UniSuper, which increased its shareholding in Chorus from 7.5 per cent to 8.5 per cent in December, has $100 billion in assets, 450,000 members and concentrates on the higher education and research sector in Australia.
Goodson said Chorus fitted into the long-term desires of super funds, and the question was whether Chorus could earn its regulated rate of return in the face of wireless broadband competition.
“Spark and One NZ (formerly Vodafone) provide their own infrastructure and keep the full margins,” he said. “What can Chorus charge while losing market share in wireless broadband?”
Ventia Services Group rose 14c or 5.07 per cent to $2.90 after telling the market it had a new contract, worth $280m over the next two and a half years, with government corporation NBN Co, Australia’s wholesale broadband provider.

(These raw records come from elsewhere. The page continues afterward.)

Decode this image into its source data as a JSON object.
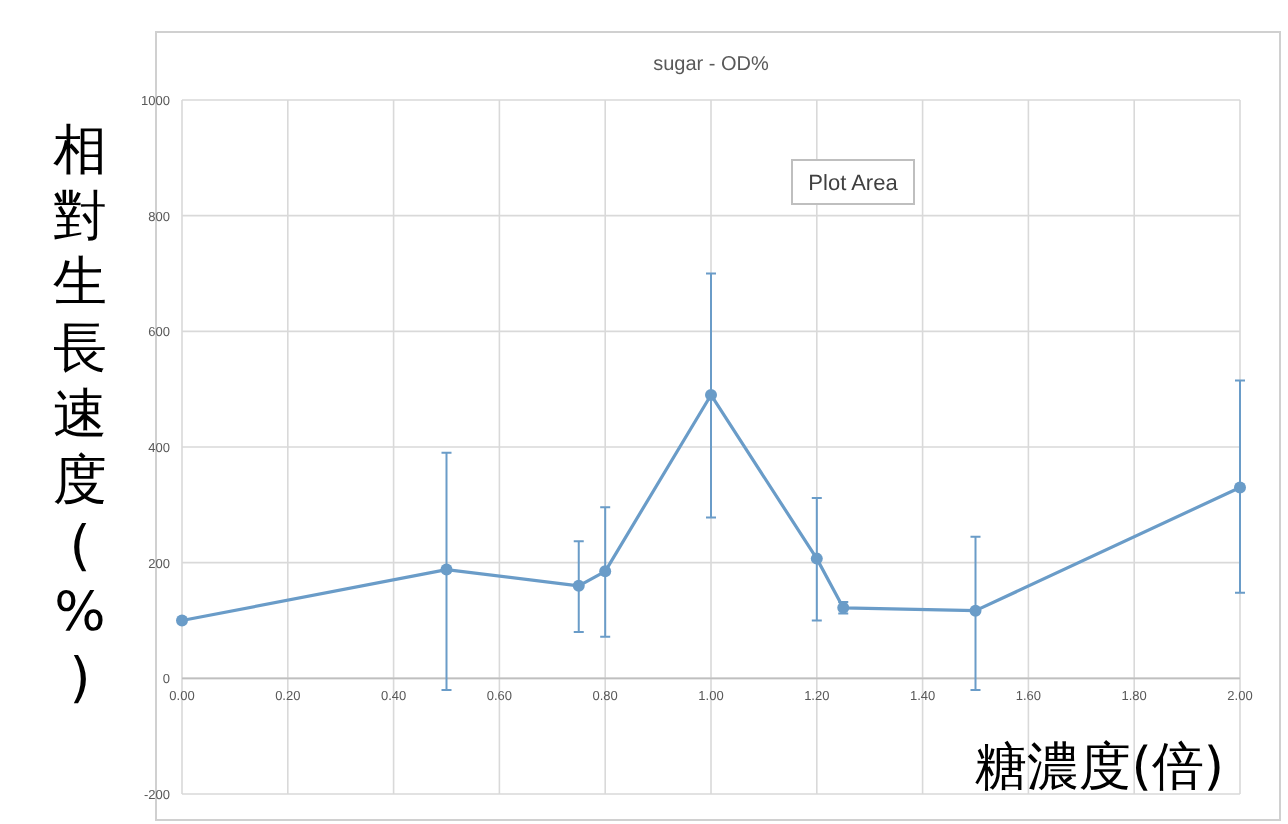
{
  "chart_data": {
    "type": "line",
    "title": "sugar - OD%",
    "xlabel": "糖濃度(倍)",
    "ylabel": "相對生長速度(%)",
    "x": [
      0,
      0.5,
      0.75,
      0.8,
      1.0,
      1.2,
      1.25,
      1.5,
      2.0
    ],
    "series": [
      {
        "color": "#6a9cc8",
        "values": [
          100,
          188,
          160,
          185,
          490,
          207,
          122,
          117,
          330
        ],
        "errors": [
          null,
          [
            -20,
            390
          ],
          [
            80,
            237
          ],
          [
            72,
            296
          ],
          [
            278,
            700
          ],
          [
            100,
            312
          ],
          [
            112,
            132
          ],
          [
            -20,
            245
          ],
          [
            148,
            515
          ]
        ]
      }
    ],
    "xlim": [
      0,
      2
    ],
    "ylim": [
      -200,
      1000
    ],
    "xticks": [
      {
        "value": 0,
        "label": "0.00"
      },
      {
        "value": 0.2,
        "label": "0.20"
      },
      {
        "value": 0.4,
        "label": "0.40"
      },
      {
        "value": 0.6,
        "label": "0.60"
      },
      {
        "value": 0.8,
        "label": "0.80"
      },
      {
        "value": 1.0,
        "label": "1.00"
      },
      {
        "value": 1.2,
        "label": "1.20"
      },
      {
        "value": 1.4,
        "label": "1.40"
      },
      {
        "value": 1.6,
        "label": "1.60"
      },
      {
        "value": 1.8,
        "label": "1.80"
      },
      {
        "value": 2.0,
        "label": "2.00"
      }
    ],
    "yticks": [
      -200,
      0,
      200,
      400,
      600,
      800,
      1000
    ],
    "grid": true,
    "marker": "circle",
    "line_style": "solid",
    "annotations": [
      "Plot Area"
    ]
  }
}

Ventia will provide fibre connections on the NBN fixed line network for an additional 1.5 million premises.
Market leaders Fisher and Paykel Healthcare and Meridian led the market higher, gaining 18c to $26.91 and 17.5c or 3.41 per cent to $5.30 respectively.
Mainfreight increased $1 to $70.45; Infratil was up 19c or 2.07 per cent to $9.35; a2 Milk added 9c to $6.24; and Genesis Energy collected 5.5c or 2.02 per cent to $2.775.
In the port sector, South Port NZ was up 14c or 1.87 per cent to $7.64; Port of Tauranga gained 4c to $6.31; Napier Port was down 10c or 3.7 per cent to $2.60; and Marsden Maritime declined 3c to $5.19.
Automation specialist Scott Technology surged 23c or 8.3 per cent to $3 after reporting an impressive first-half financial result. Net profit increased 65 per cent to $7.82m on revenue of $126.89m, up 11 per cent, for the six months ending February. Dunedin-based Scott is paying an interim dividend of 4c a share on May 11.
Scott’s margins increased from 22 per cent to 26 per cent despite inflationary and supply chain pressures, and operating earnings (ebitda) were up 20 per cent to $15m.
Scott said its world-leading production technology in the core meat, materials handling and logistics and mining sectors delivered 77 per cent of revenue and 92 per cent of margin.
Other gainers were NZME up 3c or 2.91 per cent to $1.06; Michael Hill increasing 4c or 3.81 per cent to $1.09; and Steel & Tube adding 3c or 2.8 per cent to $1.10.
Ebos Group was down 64c to $45; Restaurant Brands decreased 33c or 4.8 per cent to $6.55; Serko shed 5c or 2.33 per cent to $2.10; Eroad declined 2c or 3.33 per cent to 58c; Green Cross Health was down 45c or 2.37 per cent to $1.65; and NZ Automotive Investments fell 2.5c or 8.62 per cent to 26.5c.
Financial technology company PaySauce was up 1c or 3.7 per cent to 28c after telling the market that recurring revenue increased 56 per cent to $1.63m in the March quarter, and annual revenue rose 50 per cent to $6.7m. Processing fee revenue was up 27 per cent to $1.23m.
The Carbon Fund has been making a strong recovery from weaker wholesale prices, rising 6c or 3.26 per cent to $1.90. It is now trading at its net tangible assets value after being below it. “There has been concern and confusion over the Government’s policy for the carbon emissions sector,” Goodson said.